The attacks drew condemnation from the UN and the Somali president.

“I am appalled by this act of savagery and condemn it in the strongest terms. I offer my sincere condolences to the families and friends of those killed and wish a speedy recovery to the injured,” said the UN secretary-general’s special envoy to Somalia, Nicholas Kay.

“The terrorist elements used to claim they target Somali government (officials) but such an attack is proof they have no sympathy for anyone, they kill innocent civilians at restaurants,” Somali President Hassan Sheikh Mohamud told a press conference.
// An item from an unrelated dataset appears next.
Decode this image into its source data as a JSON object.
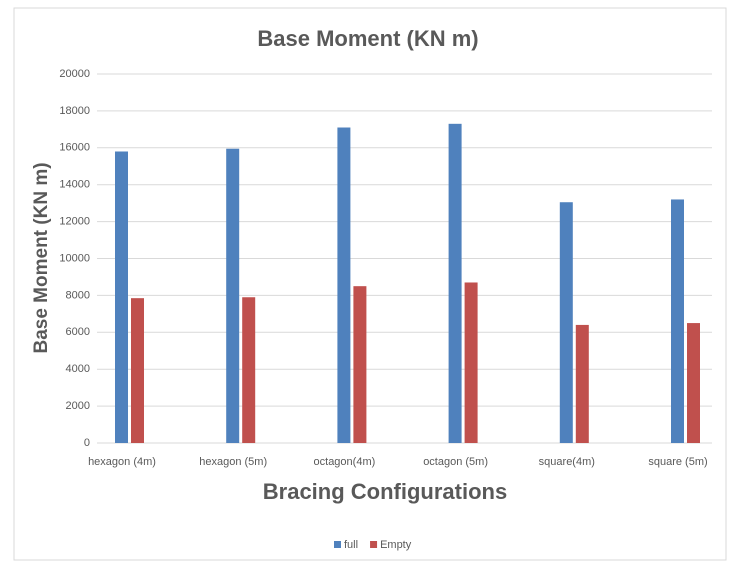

The National Theatre re-opened in 2012 after two decades.

Just weeks after it re-opened, al-Qaeda-linked al-Shabab fighters struck, with a suicide bomber blowing herself up and killing two of the country’s senior sporting officials who were attending an event there.

“They attack the restaurants because they hate to see people peacefully spending time together,” said Mohamed Abdi, an Interior Ministry employee, who spoke as he stood near the dead body of an old man.

“They are committed to obliterating any sign of peace. Because of such attacks, it’s very hard for the government to restore security in the near future.”

African Union forces pushed al-Shabab out of Mogadishu in August 2011, but the group continues to carry out suicide attacks in the capital. 

Their most brazen recent attack was a suicide commando assault on a fortified UN compound in the centre of Mogadishu in June that killed 11.